The school's students have won a prize at the Intarg Economic and Scientific Innovation Fair in Katowice, southern Poland, and successfully participated in the Technicon-Innowacje Science, Technology and Innovation Fair in the coastal city of Gdańsk. They have been singled out for praise at Warsaw's Inventors Fair and the ITM Innovation-Technology-Machines Fair in the western city of Poznań.

TZN has also won awards abroad, at the Genius Europe Fair in Budapest, Hungary, and the Eureka World Exhibition of Innovation, Research and New Technologies in Brussels.

The school won a gold medal at the 2006 Eureka for an automatic light switch. Last year TZN's Tomasz Kaczmarzyk, a 17 year-old inventor whose main interest is in electronics, grabbed a bronze at the fair for his TeleSOS electronic system for summoning medical help.

Kaczmarzyk entered the Brussels fair after his TeleSOS system won the 2007 Young Inventor of the Year competition organized by the Eurobusiness Haller agency in Katowice.

Kaczmarzyk built his award-winning system under the guidance of TZN teacher Przemysław Błaszczyk. "TeleSOS was built in the 2006-2007 school year during after-school workshop activities," says Błaszczyk. "Tomasz did much of the work independently. Together we posed ourselves a challenge that we solved by linking several universally available mobile telephony components to produce an electronic system that is original in its design and use."

TeleSOS is a mobile, miniature system designed to summon emergency services. Its goal is to improve personal safety, above all of people who are ill, old or live on their own. It is simple to use and, despite being based on mobile telephony, does not require user knowledge of mobile phones, which is an added asset for older and infirm people. In an emergency, the user needs only to press a button on the handset, which can be hung around the neck, attached to a key ring or belt, or kept in a pocket. The TeleSOS system differs from other similar apparatus on the market in that it is mobile and does not rely on a fixed telephone line. It works in a similar way to its fixed-line counterparts but its mobility gives it an advantage.

The TeleSOS system comprises a wireless transmitter, a receiver and a dialer that automatically connects to emergency numbers saved in the memory. There is also a mobile telephone and an identifier that identifies the user who requires emergency help.

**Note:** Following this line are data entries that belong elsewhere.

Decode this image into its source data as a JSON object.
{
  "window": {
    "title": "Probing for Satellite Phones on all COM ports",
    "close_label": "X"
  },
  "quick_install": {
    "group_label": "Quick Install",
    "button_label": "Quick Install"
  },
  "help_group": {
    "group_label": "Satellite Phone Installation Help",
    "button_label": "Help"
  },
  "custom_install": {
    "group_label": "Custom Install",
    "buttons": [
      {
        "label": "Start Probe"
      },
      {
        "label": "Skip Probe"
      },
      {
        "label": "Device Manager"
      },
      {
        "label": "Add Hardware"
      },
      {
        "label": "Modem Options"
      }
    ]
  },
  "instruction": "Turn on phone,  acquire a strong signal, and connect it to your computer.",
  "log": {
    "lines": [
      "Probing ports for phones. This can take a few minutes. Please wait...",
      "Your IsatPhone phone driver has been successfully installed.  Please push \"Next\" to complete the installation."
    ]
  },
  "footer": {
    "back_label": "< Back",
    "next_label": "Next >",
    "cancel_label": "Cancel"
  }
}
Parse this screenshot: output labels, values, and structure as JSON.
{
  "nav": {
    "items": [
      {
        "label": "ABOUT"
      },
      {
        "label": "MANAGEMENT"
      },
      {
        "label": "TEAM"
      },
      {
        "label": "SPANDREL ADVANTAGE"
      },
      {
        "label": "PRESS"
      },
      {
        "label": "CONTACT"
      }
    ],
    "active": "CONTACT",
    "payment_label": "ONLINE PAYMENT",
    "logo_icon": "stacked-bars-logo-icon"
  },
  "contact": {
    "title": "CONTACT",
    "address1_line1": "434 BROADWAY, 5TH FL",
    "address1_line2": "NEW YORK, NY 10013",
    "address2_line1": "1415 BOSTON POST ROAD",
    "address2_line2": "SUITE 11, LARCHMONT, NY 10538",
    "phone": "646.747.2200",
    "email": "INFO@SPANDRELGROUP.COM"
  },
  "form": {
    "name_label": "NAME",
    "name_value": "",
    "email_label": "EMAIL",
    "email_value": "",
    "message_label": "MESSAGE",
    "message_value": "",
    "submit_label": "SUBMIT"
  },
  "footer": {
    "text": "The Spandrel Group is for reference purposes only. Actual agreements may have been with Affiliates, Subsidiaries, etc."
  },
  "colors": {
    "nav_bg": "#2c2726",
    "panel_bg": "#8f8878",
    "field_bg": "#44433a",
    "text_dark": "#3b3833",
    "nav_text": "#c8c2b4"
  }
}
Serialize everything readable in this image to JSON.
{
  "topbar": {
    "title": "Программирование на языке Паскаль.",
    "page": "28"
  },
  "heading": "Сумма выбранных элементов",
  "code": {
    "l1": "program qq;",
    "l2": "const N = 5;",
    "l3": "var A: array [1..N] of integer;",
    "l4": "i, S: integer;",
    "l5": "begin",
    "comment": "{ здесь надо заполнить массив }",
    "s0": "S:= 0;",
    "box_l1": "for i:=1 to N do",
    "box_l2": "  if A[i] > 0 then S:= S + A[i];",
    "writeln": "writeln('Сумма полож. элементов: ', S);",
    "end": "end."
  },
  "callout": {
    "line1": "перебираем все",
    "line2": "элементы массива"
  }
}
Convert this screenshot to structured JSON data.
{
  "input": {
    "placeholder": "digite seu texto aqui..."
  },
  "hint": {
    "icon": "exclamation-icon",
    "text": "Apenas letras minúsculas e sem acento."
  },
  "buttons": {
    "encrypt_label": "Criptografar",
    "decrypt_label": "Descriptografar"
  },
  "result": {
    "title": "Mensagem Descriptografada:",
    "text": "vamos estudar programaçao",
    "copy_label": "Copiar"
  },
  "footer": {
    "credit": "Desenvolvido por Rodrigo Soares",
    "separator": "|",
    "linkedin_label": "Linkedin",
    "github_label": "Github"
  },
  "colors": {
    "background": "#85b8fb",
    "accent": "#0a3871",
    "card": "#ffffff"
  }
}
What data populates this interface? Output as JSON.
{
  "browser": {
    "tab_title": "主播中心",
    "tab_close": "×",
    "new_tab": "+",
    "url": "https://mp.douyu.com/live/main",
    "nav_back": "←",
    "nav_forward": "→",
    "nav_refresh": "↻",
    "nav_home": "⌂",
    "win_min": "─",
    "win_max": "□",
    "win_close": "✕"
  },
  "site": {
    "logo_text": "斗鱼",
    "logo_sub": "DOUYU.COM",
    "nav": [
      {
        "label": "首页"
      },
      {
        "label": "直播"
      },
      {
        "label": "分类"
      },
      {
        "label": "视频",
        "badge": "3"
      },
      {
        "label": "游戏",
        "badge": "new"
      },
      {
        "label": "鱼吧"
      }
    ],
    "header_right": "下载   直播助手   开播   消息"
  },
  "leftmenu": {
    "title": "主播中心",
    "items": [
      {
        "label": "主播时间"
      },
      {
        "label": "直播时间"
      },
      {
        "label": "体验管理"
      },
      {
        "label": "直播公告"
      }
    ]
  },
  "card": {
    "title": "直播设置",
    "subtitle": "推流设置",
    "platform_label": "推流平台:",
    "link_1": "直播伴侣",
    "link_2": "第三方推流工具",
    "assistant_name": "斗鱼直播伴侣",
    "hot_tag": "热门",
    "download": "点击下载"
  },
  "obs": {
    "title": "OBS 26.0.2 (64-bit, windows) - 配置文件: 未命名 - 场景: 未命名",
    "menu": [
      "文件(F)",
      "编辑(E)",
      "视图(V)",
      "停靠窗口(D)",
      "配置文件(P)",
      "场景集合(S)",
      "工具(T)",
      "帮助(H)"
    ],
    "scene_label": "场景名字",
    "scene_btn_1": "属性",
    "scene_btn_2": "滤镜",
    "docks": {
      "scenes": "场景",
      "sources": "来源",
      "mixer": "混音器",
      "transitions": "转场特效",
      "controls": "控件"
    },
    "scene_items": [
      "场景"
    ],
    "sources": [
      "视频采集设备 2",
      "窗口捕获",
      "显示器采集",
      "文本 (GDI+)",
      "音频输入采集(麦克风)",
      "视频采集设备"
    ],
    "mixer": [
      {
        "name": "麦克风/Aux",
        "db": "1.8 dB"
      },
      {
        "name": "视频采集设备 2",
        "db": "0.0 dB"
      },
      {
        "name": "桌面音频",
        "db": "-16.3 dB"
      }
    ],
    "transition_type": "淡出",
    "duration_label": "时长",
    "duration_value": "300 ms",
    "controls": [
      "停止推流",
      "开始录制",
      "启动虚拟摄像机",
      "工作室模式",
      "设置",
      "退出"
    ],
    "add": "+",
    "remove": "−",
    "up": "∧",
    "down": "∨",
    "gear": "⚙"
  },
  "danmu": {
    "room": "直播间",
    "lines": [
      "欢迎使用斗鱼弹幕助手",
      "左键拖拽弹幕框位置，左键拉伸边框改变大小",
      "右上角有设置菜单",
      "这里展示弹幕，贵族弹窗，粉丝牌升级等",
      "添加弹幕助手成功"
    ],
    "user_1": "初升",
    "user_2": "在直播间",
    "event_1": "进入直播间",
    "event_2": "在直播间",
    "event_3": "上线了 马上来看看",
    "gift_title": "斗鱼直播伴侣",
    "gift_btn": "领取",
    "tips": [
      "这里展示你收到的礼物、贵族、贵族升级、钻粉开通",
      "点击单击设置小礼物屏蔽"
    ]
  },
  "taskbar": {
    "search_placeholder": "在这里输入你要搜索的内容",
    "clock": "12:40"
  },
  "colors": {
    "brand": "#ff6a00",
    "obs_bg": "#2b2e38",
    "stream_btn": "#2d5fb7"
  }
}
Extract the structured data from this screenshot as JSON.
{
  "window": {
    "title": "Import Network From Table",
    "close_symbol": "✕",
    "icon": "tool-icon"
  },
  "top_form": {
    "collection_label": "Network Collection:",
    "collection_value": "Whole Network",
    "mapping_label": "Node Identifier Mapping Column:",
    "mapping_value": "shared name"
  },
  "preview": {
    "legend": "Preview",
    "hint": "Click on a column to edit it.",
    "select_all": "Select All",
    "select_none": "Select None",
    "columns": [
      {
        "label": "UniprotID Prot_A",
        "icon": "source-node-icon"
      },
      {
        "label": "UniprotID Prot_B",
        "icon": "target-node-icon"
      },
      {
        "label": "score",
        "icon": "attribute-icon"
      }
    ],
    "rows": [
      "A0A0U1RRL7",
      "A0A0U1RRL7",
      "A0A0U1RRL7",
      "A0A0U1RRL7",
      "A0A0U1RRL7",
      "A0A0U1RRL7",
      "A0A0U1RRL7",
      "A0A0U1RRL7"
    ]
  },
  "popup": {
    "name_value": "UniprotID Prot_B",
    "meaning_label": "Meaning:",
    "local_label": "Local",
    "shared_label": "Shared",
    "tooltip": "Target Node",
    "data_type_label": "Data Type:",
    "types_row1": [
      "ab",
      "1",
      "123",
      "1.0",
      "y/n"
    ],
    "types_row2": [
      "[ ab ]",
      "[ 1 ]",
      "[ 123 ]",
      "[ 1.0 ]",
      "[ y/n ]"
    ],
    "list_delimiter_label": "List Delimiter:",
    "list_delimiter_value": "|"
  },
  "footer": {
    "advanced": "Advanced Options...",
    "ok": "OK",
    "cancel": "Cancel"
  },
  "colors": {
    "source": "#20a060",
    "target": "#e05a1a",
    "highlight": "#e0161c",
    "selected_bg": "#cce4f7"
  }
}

The system, powered by batteries, can be expanded to include a GPS transmitter to precisely locate the person calling for help. The GPS transmitter is particularly useful for people with Alzheimer's, for example, because they can be located without having to call for help themselves. This function increases the number of potential users of TeleSOS, Błaszczyk says. The system can be so configured that an ill person's carer can be summoned at the same time as emergency services. The apparatus can also hold data about the patient's illness and prescribed drugs. The development of the TeleSOS system and its application will depend on the needs of future users, Błaszczyk says.

All the TeleSOS components are based on microprocessors and can work in extreme conditions and on low voltage, thus using up little electricity, Błaszczyk says.